Below, we see partial output for our running example (including input data): ** Customers and loan objectives ** jill: 450 joe: 157 bob: 100 sue: 125 ** Banks and financial resources ** rbc: 800 bmo: 700 ing: 200 joe requests a loan of 40 dollar(s) from ing bob requests a loan of 13 dollar(s) from bmo jill requests a loan of 19 dollar(s) from bmo bmo approves a loan of 13 dollars from bob sue requests a loan of 43 dollar(s) from rbc bob requests a loan of 21 dollar(s) from ing ing approves a loan of 40 dollars from joe … rbc approves a loan of 29 dollars from sue bob requests a loan of 4 dollar(s) from bmo ing denies a loan of 27 dollars from jill ing approves a loan of 4 dollars from bob … bob has reached the objective of 100 dollar(s). Woo Hoo! jill has reached the objective of 450 dollar(s). Woo Hoo! ing has 5 dollar(s) remaining. sue was only able to borrow 98 dollar(s). Boo Hoo!

It should be obvious that that the loan requests and loan decision should match up, though you should keep in mind that the actual printing can occur in any order.

Moreover, the calculations should be accurate at the end:

  1. The total of the loans should be equal to the resources used by the banks
  2. No bank should have a negative balance.
  3. No customer should have more money than they needed.
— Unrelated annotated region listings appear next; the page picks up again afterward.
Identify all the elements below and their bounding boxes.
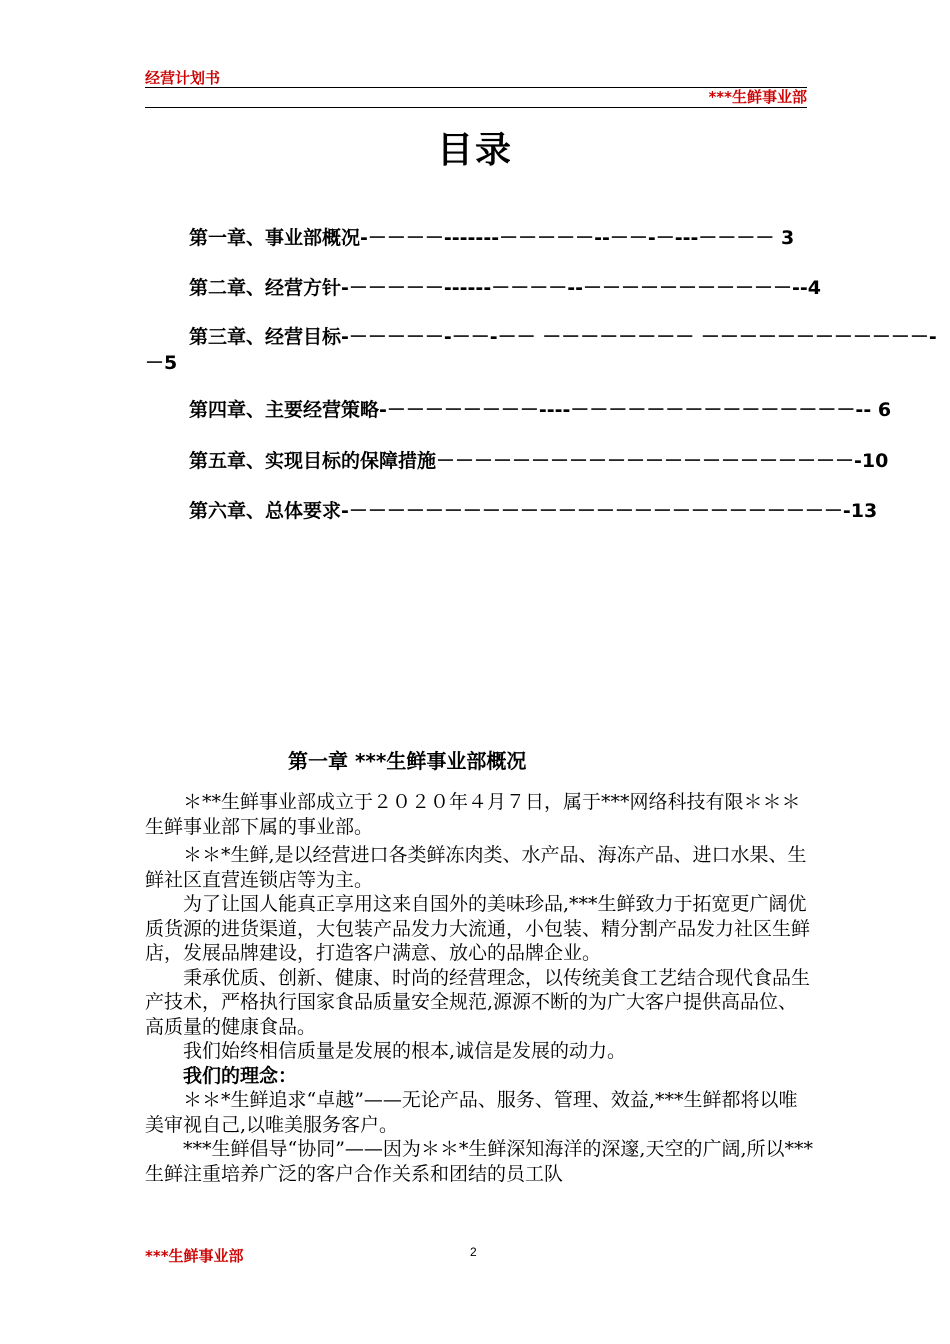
toc-entry-5[interactable] <box>145 448 889 474</box>
header-doc-title: 经营计划书 <box>145 69 221 87</box>
section-heading: 我们的理念： <box>183 1064 298 1087</box>
chapter-title: 第一章 ***生鲜事业部概况 <box>288 749 527 773</box>
header-department: ***生鲜事业部 <box>708 88 807 106</box>
page-number: 2 <box>470 1245 477 1259</box>
toc-entry-text: 第一章、事业部概况-－－－－-------－－－－－--－－-－---－－－－ 3 <box>189 227 795 249</box>
toc-entry-text: 第二章、经营方针-－－－－－------－－－－--－－－－－－－－－－－--4 <box>189 277 821 299</box>
toc-entry-6[interactable] <box>145 498 878 524</box>
paragraph: 秉承优质、创新、健康、时尚的经营理念，以传统美食工艺结合现代食品生产技术，严格执行国家食品质量安全规范,源源不断的为广大客户提供高品位、高质量的健康食品。 <box>145 966 811 1038</box>
paragraph: ＊＊*生鲜,是以经营进口各类鲜冻肉类、水产品、海冻产品、进口水果、生鲜社区直营连锁店等为主。 <box>145 844 807 891</box>
toc-entry-2[interactable] <box>145 275 821 301</box>
toc-entry-text: 第四章、主要经营策略-－－－－－－－－----－－－－－－－－－－－－－－－-- 6 <box>189 399 892 421</box>
toc-entry-text: －5 <box>145 352 178 374</box>
toc-entry-3-continuation <box>145 350 810 376</box>
header-divider-bottom <box>145 107 807 108</box>
toc-title: 目录 <box>436 130 513 171</box>
toc-entry-1[interactable] <box>145 225 810 251</box>
toc-entry-3[interactable] <box>145 324 937 350</box>
footer-department: ***生鲜事业部 <box>145 1247 244 1265</box>
toc-entry-4[interactable] <box>145 397 892 423</box>
toc-entry-text: 第三章、经营目标-－－－－－-－－-－－ －－－－－－－－ －－－－－－－－－－－－- <box>189 326 937 348</box>
chapter-body <box>145 790 813 1186</box>
paragraph: ＊**生鲜事业部成立于２０２０年４月７日，属于***网络科技有限＊＊＊生鲜事业部下属的事业部。 <box>145 791 801 838</box>
paragraph: ***生鲜倡导“协同”——因为＊＊*生鲜深知海洋的深邃,天空的广阔,所以***生鲜注重培养广泛的客户合作关系和团结的员工队 <box>145 1138 814 1185</box>
paragraph: ＊＊*生鲜追求“卓越”——无论产品、服务、管理、效益,***生鲜都将以唯美审视自己,以唯美服务客户。 <box>145 1089 798 1136</box>
toc-entry-text: 第六章、总体要求-－－－－－－－－－－－－－－－－－－－－－－－－－－-13 <box>189 500 878 522</box>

One final thing. Because of the random pause before each loan request, as well as the random loan mounts in the loan requests, the output should be different each time you run the program, even for the same input.

So that’s it. As noted, the program isn’t particularly long – you’ll see this when you have completed the application. The difficult part is thinking about the logic in a new way.

DELIVERABLES: Your Erlang submission will have just 3 source files. The “main” file will be called money.erl and will correspond to the master process. The second file will be called customer.erl and will include the code associated with the “customer” processes. The final file, of course, will be bank.erl and will represent the bank processes. Module names will be identical to the file names.